Yep, I didn’t think about the infringement of Google’s ToS too.
In the meantime, I’ve dropped the dependency, implemented parallel downloads and fastprogress bar.
I’ll see if everything works together, if I can add a headless browser option for >100 images scenario, document using the function directly instead of the widget.
I’ll then pack it in a pull request and let’s see if @sgugger thinks it’s OK to have this in the repo. No hard feelings if Google’s TOS is a show stopper — we can do a gist, or I’ll pack it into a pypi package and we can link it from the notebooks if you’d like.
I need a day to finish the code, tests and docs. @sgugger, @lesscomfortable, expect an update on this tomorrow morning.

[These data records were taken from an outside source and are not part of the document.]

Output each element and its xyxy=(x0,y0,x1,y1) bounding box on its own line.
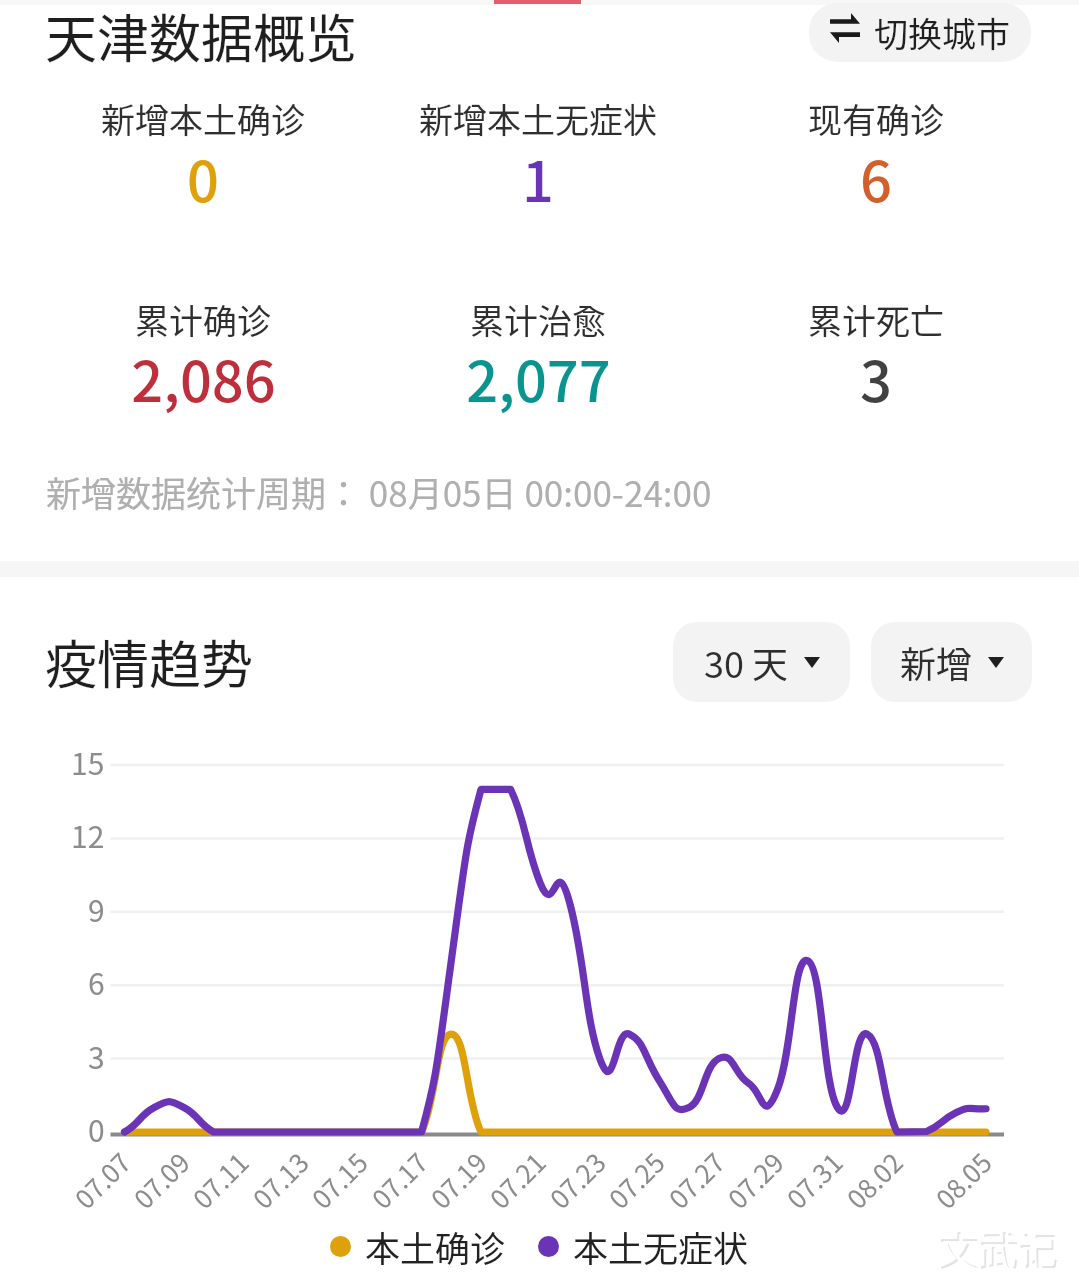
staticText: 0 xyxy=(88,1107,105,1150)
staticText: 07.27 xyxy=(660,1144,732,1216)
staticText: 现有确诊 xyxy=(808,94,944,143)
staticText: 疫情趋势 xyxy=(45,624,254,699)
staticText: 累计死亡 xyxy=(808,295,944,344)
staticText: 07.11 xyxy=(184,1144,256,1216)
staticText: 6 xyxy=(88,960,105,1003)
staticText: 累计治愈 xyxy=(470,295,606,344)
staticText: 07.19 xyxy=(422,1144,494,1216)
staticText: 30 天 xyxy=(704,636,789,688)
staticText: 文武记 xyxy=(939,1220,1059,1278)
staticText: 切换城市 xyxy=(874,8,1010,57)
button[interactable]: 切换城市 xyxy=(809,3,1031,62)
staticText: 2,086 xyxy=(131,337,276,418)
staticText: 07.17 xyxy=(363,1144,435,1216)
staticText: 累计确诊 xyxy=(135,295,271,344)
staticText: 新增数据统计周期： 08月05日 00:00-24:00 xyxy=(46,466,712,517)
staticText: 07.07 xyxy=(66,1144,138,1216)
staticText: 6 xyxy=(860,137,892,218)
staticText: 07.25 xyxy=(600,1144,672,1216)
staticText: 08.02 xyxy=(838,1144,910,1216)
staticText: 天津数据概览 xyxy=(45,0,358,73)
button[interactable]: 本土无症状 xyxy=(538,1221,749,1272)
staticText: 新增 xyxy=(900,636,973,688)
staticText: 07.13 xyxy=(244,1144,316,1216)
staticText: 1 xyxy=(522,137,554,218)
button[interactable]: 新增 xyxy=(871,622,1032,702)
staticText: 15 xyxy=(71,740,105,783)
staticText: 08.05 xyxy=(927,1144,999,1216)
staticText: 07.15 xyxy=(303,1144,375,1216)
staticText: 2,077 xyxy=(466,337,611,418)
staticText: 9 xyxy=(88,887,105,930)
staticText: 07.21 xyxy=(481,1144,553,1216)
staticText: 新增本土确诊 xyxy=(101,94,305,143)
staticText: 3 xyxy=(88,1034,105,1077)
staticText: 新增本土无症状 xyxy=(419,94,657,143)
staticText: 本土确诊 xyxy=(365,1221,506,1272)
staticText: 07.29 xyxy=(719,1144,791,1216)
staticText: 3 xyxy=(860,337,892,418)
button[interactable]: 本土确诊 xyxy=(330,1221,506,1272)
button[interactable]: 30 天 xyxy=(673,622,850,702)
staticText: 07.09 xyxy=(125,1144,197,1216)
staticText: 07.23 xyxy=(541,1144,613,1216)
staticText: 本土无症状 xyxy=(573,1221,749,1272)
staticText: 07.31 xyxy=(778,1144,850,1216)
staticText: 文武记 xyxy=(941,1222,1061,1280)
staticText: 0 xyxy=(187,137,219,218)
staticText: 12 xyxy=(71,813,105,856)
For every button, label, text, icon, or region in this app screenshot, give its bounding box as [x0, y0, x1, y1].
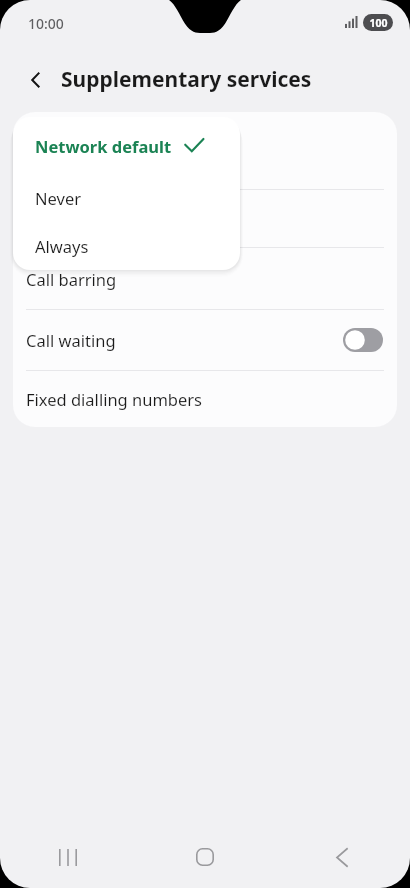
button[interactable]: Never — [13, 174, 240, 222]
staticText: Never — [35, 187, 82, 209]
button[interactable] — [13, 190, 397, 247]
staticText: Always — [35, 235, 89, 257]
button[interactable]: Home — [136, 826, 273, 888]
button[interactable]: Recent apps — [0, 826, 136, 888]
staticText: 10:00 — [28, 14, 64, 33]
button[interactable]: Call waiting toggle — [343, 328, 383, 352]
button[interactable]: Call barring — [13, 248, 397, 309]
button[interactable]: Always — [13, 222, 240, 270]
button[interactable]: Navigate up — [16, 60, 56, 100]
button[interactable]: Call waiting — [13, 310, 397, 370]
button[interactable] — [13, 112, 397, 189]
staticText: Supplementary services — [61, 65, 312, 94]
staticText: 100 — [369, 16, 388, 30]
staticText: Call waiting — [26, 329, 116, 351]
staticText: Fixed dialling numbers — [26, 388, 203, 410]
button[interactable]: Fixed dialling numbers — [13, 371, 397, 427]
staticText: Call barring — [26, 268, 117, 290]
button[interactable]: Network default — [13, 117, 240, 174]
button[interactable]: Back — [273, 826, 410, 888]
staticText: Network default — [35, 135, 172, 157]
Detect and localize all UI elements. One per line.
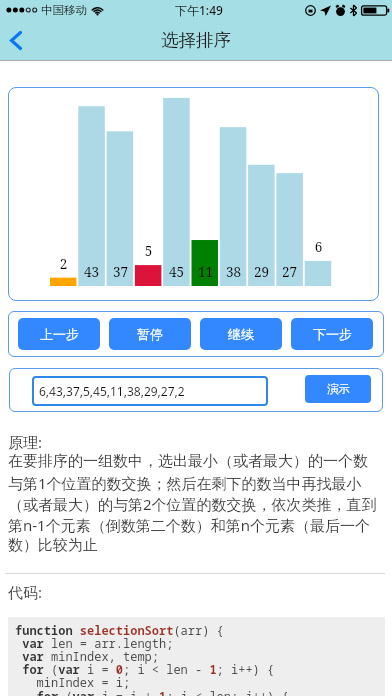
staticText: 45: [163, 263, 190, 281]
staticText: （或者最大）的与第2个位置的数交换，依次类推，直到: [8, 494, 377, 514]
button[interactable]: 继续: [200, 318, 282, 350]
staticText: 在要排序的一组数中，选出最小（或者最大）的一个数: [8, 452, 368, 471]
staticText: 原理:: [8, 432, 43, 452]
staticText: 6: [305, 238, 332, 256]
button[interactable]: 暂停: [109, 318, 191, 350]
staticText: 27: [276, 263, 303, 281]
staticText: 6,43,37,5,45,11,38,29,27,2: [39, 383, 185, 399]
staticText: 第n-1个元素（倒数第二个数）和第n个元素（最后一个: [8, 515, 370, 535]
staticText: minIndex = i;: [15, 674, 131, 690]
staticText: for (var j = i + 1; j < len; j++) {: [15, 688, 289, 696]
staticText: function selectionSort(arr) {: [15, 622, 224, 638]
staticText: 5: [135, 242, 162, 260]
staticText: 2: [50, 255, 77, 273]
staticText: var len = arr.length;: [15, 635, 174, 651]
staticText: 11: [192, 263, 219, 281]
staticText: 下一步: [313, 326, 352, 342]
button[interactable]: 演示: [305, 375, 371, 403]
button[interactable]: 下一步: [291, 318, 373, 350]
staticText: 与第1个位置的数交换；然后在剩下的数当中再找最小: [8, 473, 362, 493]
staticText: 上一步: [40, 326, 79, 342]
staticText: 38: [220, 263, 247, 281]
staticText: 中国移动: [41, 3, 87, 17]
staticText: 43: [78, 263, 105, 281]
staticText: 代码:: [8, 582, 43, 602]
staticText: 数）比较为止: [8, 536, 98, 555]
staticText: 暂停: [137, 326, 163, 342]
staticText: 37: [107, 263, 134, 281]
staticText: 29: [248, 263, 275, 281]
staticText: 下午1:49: [175, 2, 223, 18]
staticText: var minIndex, temp;: [15, 648, 160, 664]
staticText: 选择排序: [161, 29, 231, 51]
staticText: 演示: [327, 382, 350, 396]
button[interactable]: 上一步: [18, 318, 100, 350]
staticText: 继续: [228, 326, 254, 342]
button[interactable]: Back: [0, 20, 44, 60]
staticText: for (var i = 0; i < len - 1; i++) {: [15, 661, 275, 677]
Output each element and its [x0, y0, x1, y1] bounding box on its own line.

Just a verification. The fonction verify_images() is implemented in your widget but I’m not sure that accepts the argument max_size to resize all images (I do not see it in the code of the widget):
verify_images is in vision.data, so ImageDownloader uses the same verification function that’s in the library already. I’m not sure it can resize images on the fly though.
I don’t pass max resolution to verify images in the widget code, but you can call verify images directly after downloading yourself with that arg and it should work.
Seems like adding a separate input for max size will confuse novice users: they have search size (i.e. 400x300, 800x600, etc), and there’ll be one more size input — might be too much.
And if I just add an option to pass max_size to the download_google_images() then it’s so small and simple it’s not even worth adding into the download function — you can just do this:
Alternatively, if you’re using the widget and not the download_google_images() function directly, you can just put verify_images(max_size=224) in the next cell of the notebook and get the same result.
However, I’m not 100% sure. If there’s a good training performance boost to having everything resized prior to training, I’ll add something in there so that novice users get better results out of the box and get more encouraged to pursue their projects.
One way I think the widget can be improved is if I add some docs and examples on how to clean up the new dataset by showing images that are not like other downloaded images. I.e. if I want to download 100 polar bears and get 95 bears and 5 white bear toys, I want a snippet of code to invoke ImageCleaner with one line of code that’ll show me the outliers and ask if I want to delete them or keep them.
You don’t get a training boost in accuracy by resizing in advance, but in performance (the bottleneck is almost always the CPU with data augmentation). I don’t see a problem having it in a separate instruction and avoid too much complexity.
Nate, it looks like that ImageDownloader does not accept the following search (I’m using Windows 10).
The use of “” in the search creates a folder name problem when Windows tries to create a folder with the search string.
This is very useful when you do a search with a label shared by different products because there are plenty of images you don’t want to download in this case (for example: manga means mango in English and in Japanese drawing…).
I’ll add this to the docs, along with verifying images (resizing) after download.
Nate, it looks like that ImageDownloader does not accept the following search (I’m using Windows 10).
The use of “” in the search creates a folder name problem when Windows tries to create a folder with the search string.
That’s a good catch. Just so I understand, you’re expecting to use advanced google search syntax, right? I’ll add escaping to labels to the code.
I absolutely understand the need. I don’t have a plan to add this yet, but I’ll think about how this can be done. Maybe for smaller searches I can show a grid of images you can toggle with a pagination widget, and then you hit a “save” button.
Yes. I’m building a classifier of varieties of products. The varieties names have 1,2 or even 3 words. That means I need to make searches like : product_name variety_name1 -"variety_name21 variety_name22"
(with variety_name2 = “variety_name21 variety_name22”).
That would be a great help as I often use gi2ds snippet to avoid useless downloads.
Honestly haven’t touched it for over a year and surprised it still works Great work porting this to Colab.
I can take a look into the issue, but that’ll likely take a week or so. I’ll ping you guys here with an update, and probably try to also port this to fastai v2 to see how it works internally.